The Next Chapter·Canada Reads 2018

Canada Reads finalist Craig Davidson shares the lessons he learned driving a school bus

The experience inspired the memoir Precious Cargo, which was defended by tornado chaser Greg Johnson on Canada Reads 2018.
Novelist and short story writer Craig Davidson is the author of Precious Cargo. (Knopf Canada/Kevin Kelly)

A few years ago before his writing career took off, Craig Davidson needed to make ends meet, so he took a job driving a school bus for students with special needs. Davidson shares that experience in the memoir, Precious Cargo: My Year of Driving the Kids on Bus 3077, which will be defended by Greg Johnson on Canada Reads 2018. 

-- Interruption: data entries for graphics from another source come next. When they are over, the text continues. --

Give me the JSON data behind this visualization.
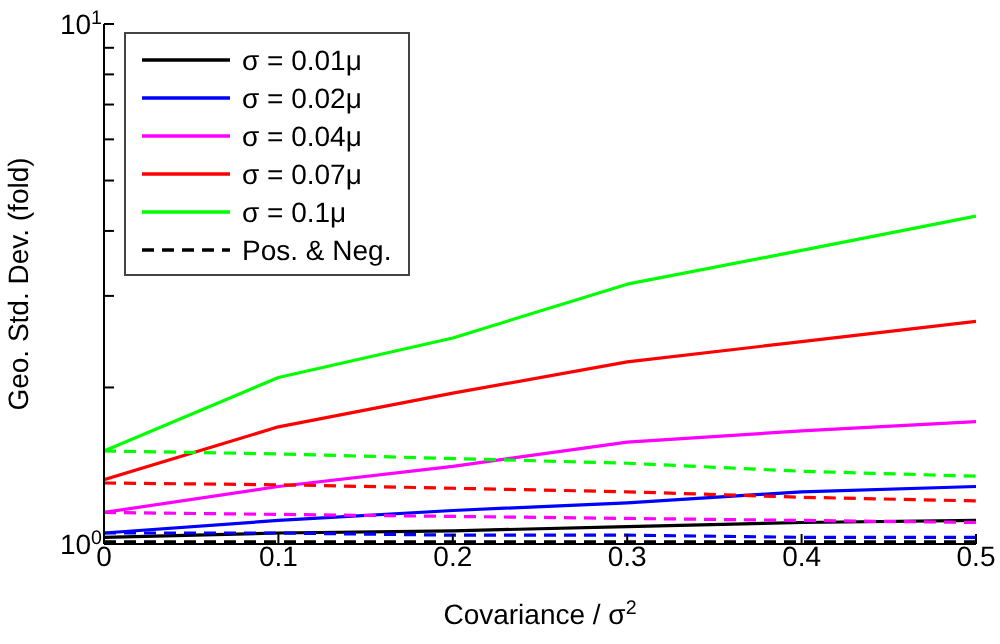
{
  "chart_data": {
    "type": "line",
    "xlabel": "Covariance / σ$^{2}$",
    "ylabel": "Geo. Std. Dev. (fold)",
    "x": [
      0,
      0.1,
      0.2,
      0.3,
      0.4,
      0.5
    ],
    "log": "y",
    "xlim": [
      0,
      0.5
    ],
    "xticks": [
      0,
      0.1,
      0.2,
      0.3,
      0.4,
      0.5
    ],
    "ylim": [
      1,
      10
    ],
    "yticks": [
      {
        "value": 1,
        "label": "10$^{0}$"
      },
      {
        "value": 2,
        "label": null
      },
      {
        "value": 3,
        "label": null
      },
      {
        "value": 4,
        "label": null
      },
      {
        "value": 5,
        "label": null
      },
      {
        "value": 6,
        "label": null
      },
      {
        "value": 7,
        "label": null
      },
      {
        "value": 8,
        "label": null
      },
      {
        "value": 9,
        "label": null
      },
      {
        "value": 10,
        "label": "10$^{1}$"
      }
    ],
    "legend": "top left",
    "marker": "none",
    "series": [
      {
        "name": "σ = 0.01μ",
        "color": "#000000",
        "line_style": "solid",
        "values": [
          1.03,
          1.05,
          1.06,
          1.08,
          1.1,
          1.11
        ]
      },
      {
        "name": "σ = 0.02μ",
        "color": "#0000ff",
        "line_style": "solid",
        "values": [
          1.05,
          1.11,
          1.16,
          1.2,
          1.26,
          1.29
        ]
      },
      {
        "name": "σ = 0.04μ",
        "color": "#ff00ff",
        "line_style": "solid",
        "values": [
          1.15,
          1.29,
          1.41,
          1.57,
          1.65,
          1.72
        ]
      },
      {
        "name": "σ = 0.07μ",
        "color": "#ff0000",
        "line_style": "solid",
        "values": [
          1.33,
          1.68,
          1.95,
          2.24,
          2.45,
          2.68
        ]
      },
      {
        "name": "σ = 0.1μ",
        "color": "#00ff00",
        "line_style": "solid",
        "values": [
          1.51,
          2.09,
          2.49,
          3.16,
          3.67,
          4.27
        ]
      },
      {
        "name": "Pos. & Neg.",
        "color": "#000000",
        "line_style": "dashed",
        "values": [
          1.01,
          1.01,
          1.01,
          1.01,
          1.01,
          1.01
        ]
      },
      {
        "color": "#0000ff",
        "line_style": "dashed",
        "values": [
          1.05,
          1.05,
          1.04,
          1.04,
          1.03,
          1.03
        ]
      },
      {
        "color": "#ff00ff",
        "line_style": "dashed",
        "values": [
          1.15,
          1.14,
          1.13,
          1.12,
          1.11,
          1.1
        ]
      },
      {
        "color": "#ff0000",
        "line_style": "dashed",
        "values": [
          1.31,
          1.3,
          1.28,
          1.26,
          1.23,
          1.21
        ]
      },
      {
        "color": "#00ff00",
        "line_style": "dashed",
        "values": [
          1.51,
          1.49,
          1.46,
          1.43,
          1.38,
          1.35
        ]
      }
    ]
  }
}
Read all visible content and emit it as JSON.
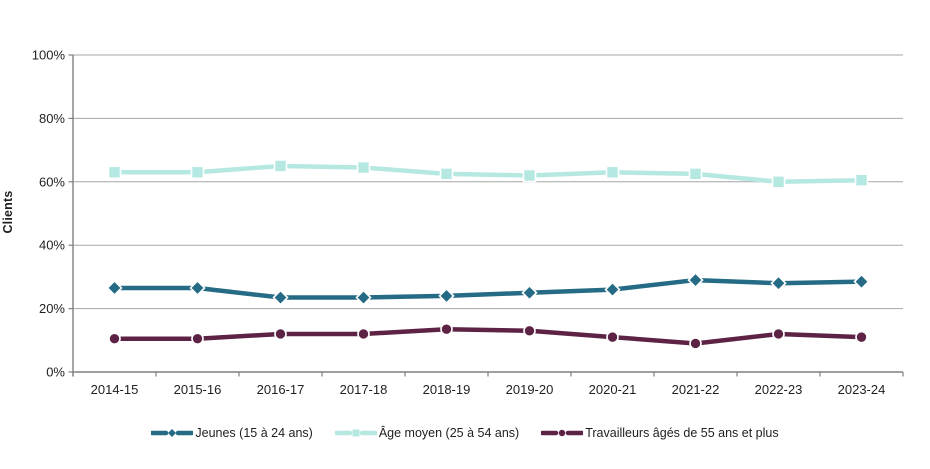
{
  "chart_data": {
    "type": "line",
    "title": "",
    "ylabel": "Clients",
    "ylim": [
      0,
      100
    ],
    "yticks": [
      0,
      20,
      40,
      60,
      80,
      100
    ],
    "ytick_suffix": "%",
    "grid": "horizontal-only",
    "legend_position": "bottom-center",
    "categories": [
      "2014-15",
      "2015-16",
      "2016-17",
      "2017-18",
      "2018-19",
      "2019-20",
      "2020-21",
      "2021-22",
      "2022-23",
      "2023-24"
    ],
    "series": [
      {
        "name": "Jeunes (15 à 24 ans)",
        "color": "#266B85",
        "marker": "diamond",
        "values": [
          26.5,
          26.5,
          23.5,
          23.5,
          24,
          25,
          26,
          29,
          28,
          28.5
        ]
      },
      {
        "name": "Âge moyen (25 à 54 ans)",
        "color": "#B5E8E1",
        "marker": "square",
        "values": [
          63,
          63,
          65,
          64.5,
          62.5,
          62,
          63,
          62.5,
          60,
          60.5
        ]
      },
      {
        "name": "Travailleurs âgés de 55 ans et plus",
        "color": "#5C2345",
        "marker": "circle",
        "values": [
          10.5,
          10.5,
          12,
          12,
          13.5,
          13,
          11,
          9,
          12,
          11
        ]
      }
    ]
  },
  "colors": {
    "background": "#FFFFFF",
    "gridline": "#A6A6A6",
    "axis": "#808080",
    "text": "#1F1F1F"
  }
}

Shelagh Rogers spoke with Davidson in May 2016, when the book was first published. This interview aired again on Feb. 26, 2018.

Meaningful odd job

"I thought that I was going to be driving a big bus and have encounters that would go along the lines of opening the door, the kids would come on and maybe we'd smile, maybe we wouldn't. I would drive 60 of them to school and they'd be as faceless to me as I am to them. But I ended up driving a special needs route, which are always smaller. There were five kids — four boys, one girl. I formed friendships with all of them and it was completely surprising to me. I was bushwhacked in the best possible way by these encounters."

Writing real people

"Up until then, I had been a fiction writer. In fiction, you come to love that character, but you don't actually owe that character anything. They don't exist in the real world, they don't have a family or emotions. But when you're dealing with a memoir or nonfiction — this was my first attempt at that — you recognize that at the end of your pen, these people that you are writing about are real people, they have feelings and they are going to keep existing when the book comes out. They have families. It's just something that I was aware of every moment while I was writing."

Life-changing moments

"It was transformative. You never know what you need, until that thing comes out of the blue and finds you. That time with those kids just came and plucked me up when I needed it the most. And I'd like to think that I was able to help those kids in my small way. I wouldn't trade even the worst day on the road with those kids for any other day I could have possibly had."

Craig Davidson's comments have been edited and condensed.